Aspire for Hadoop Introduction (Aspire 2)
For Information on Aspire 3.1 Click Here
- Aspire for Hadoop allows Aspire instances to be executed on Hadoop task tracker nodes as map,reduce and/or combine tasks.
- Every time a task is executed, each Hadoop Task Tracker will be responsible for launching and shutting down the Aspire instance it requires.
- A Hadoop Writable named AspireObjectWritable is available for Mappers and Reducers tasks to read/write AspireObjects to/from Hadoop input/output files.
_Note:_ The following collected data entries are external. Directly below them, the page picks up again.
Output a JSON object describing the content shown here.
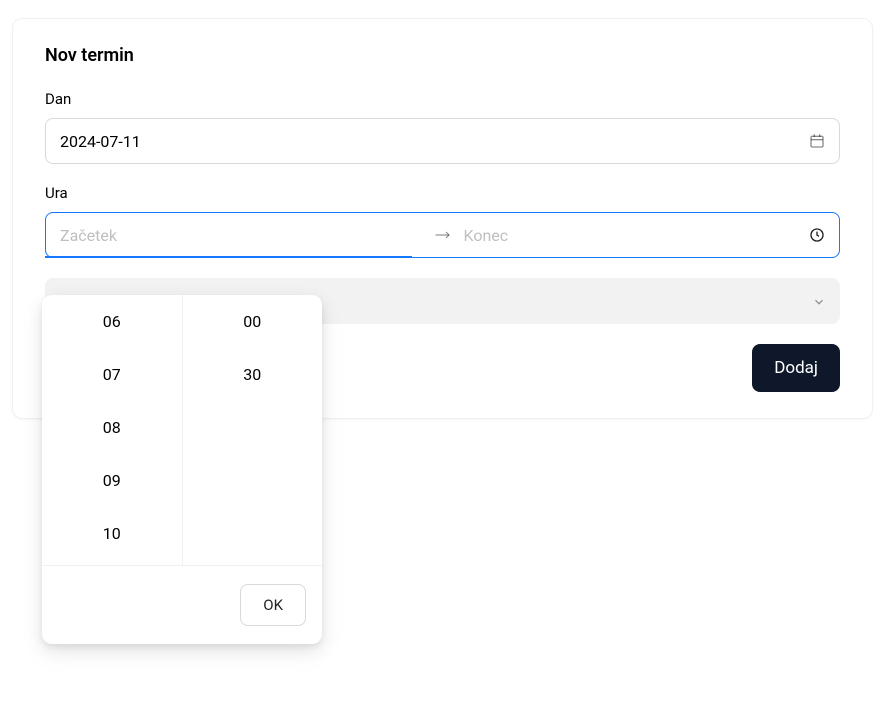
{
  "card": {
    "title": "Nov termin"
  },
  "form": {
    "date": {
      "label": "Dan",
      "value": "2024-07-11"
    },
    "time": {
      "label": "Ura",
      "start_placeholder": "Začetek",
      "end_placeholder": "Konec"
    },
    "submit_label": "Dodaj"
  },
  "time_picker": {
    "hours": [
      "06",
      "07",
      "08",
      "09",
      "10"
    ],
    "minutes": [
      "00",
      "30"
    ],
    "ok_label": "OK"
  }
}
- External Aspire implementations can publish their output to Hadoop HDFS via the Post to HDFS or Post to WebHDFS components to be later used by Aspire for Hadoop map/reduce tasks.
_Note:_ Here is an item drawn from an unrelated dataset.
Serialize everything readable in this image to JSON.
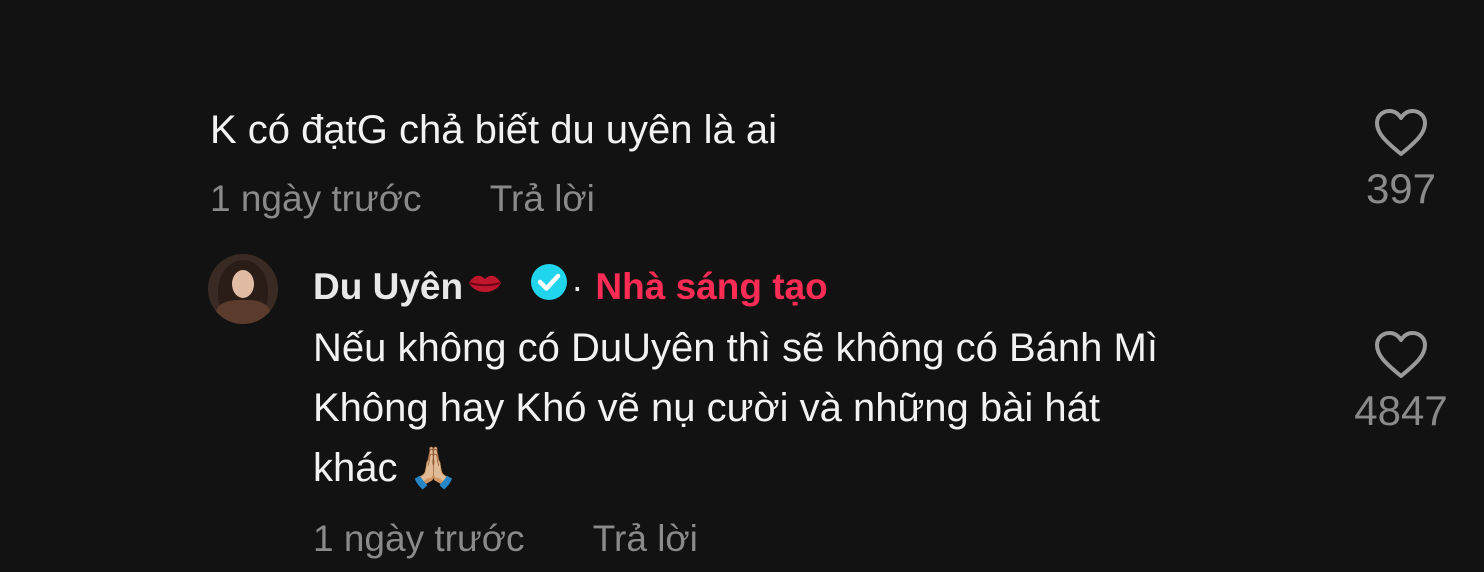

- The configuration of Aspire for Hadoop tasks is based on similar aspire application.xml structure (map,reduce,combine applications are all defined on a single file).
- Aspire components are provided to interact with Hadoop's Context and Key/Value pairs (read, write pairs).
- Aspire groovy component can also be used to directly interact with Hadoop's Context and Key/Value pairs objects.
- Aspire 2.2.x for Hadoop works with CDH5 Cloudera distribution.
- Aspire 2.1.x for Hadoop works with CDH5 Cloudera distribution.
- Aspire 2.0.x for Hadoop works with CDH4 Cloudera distribution.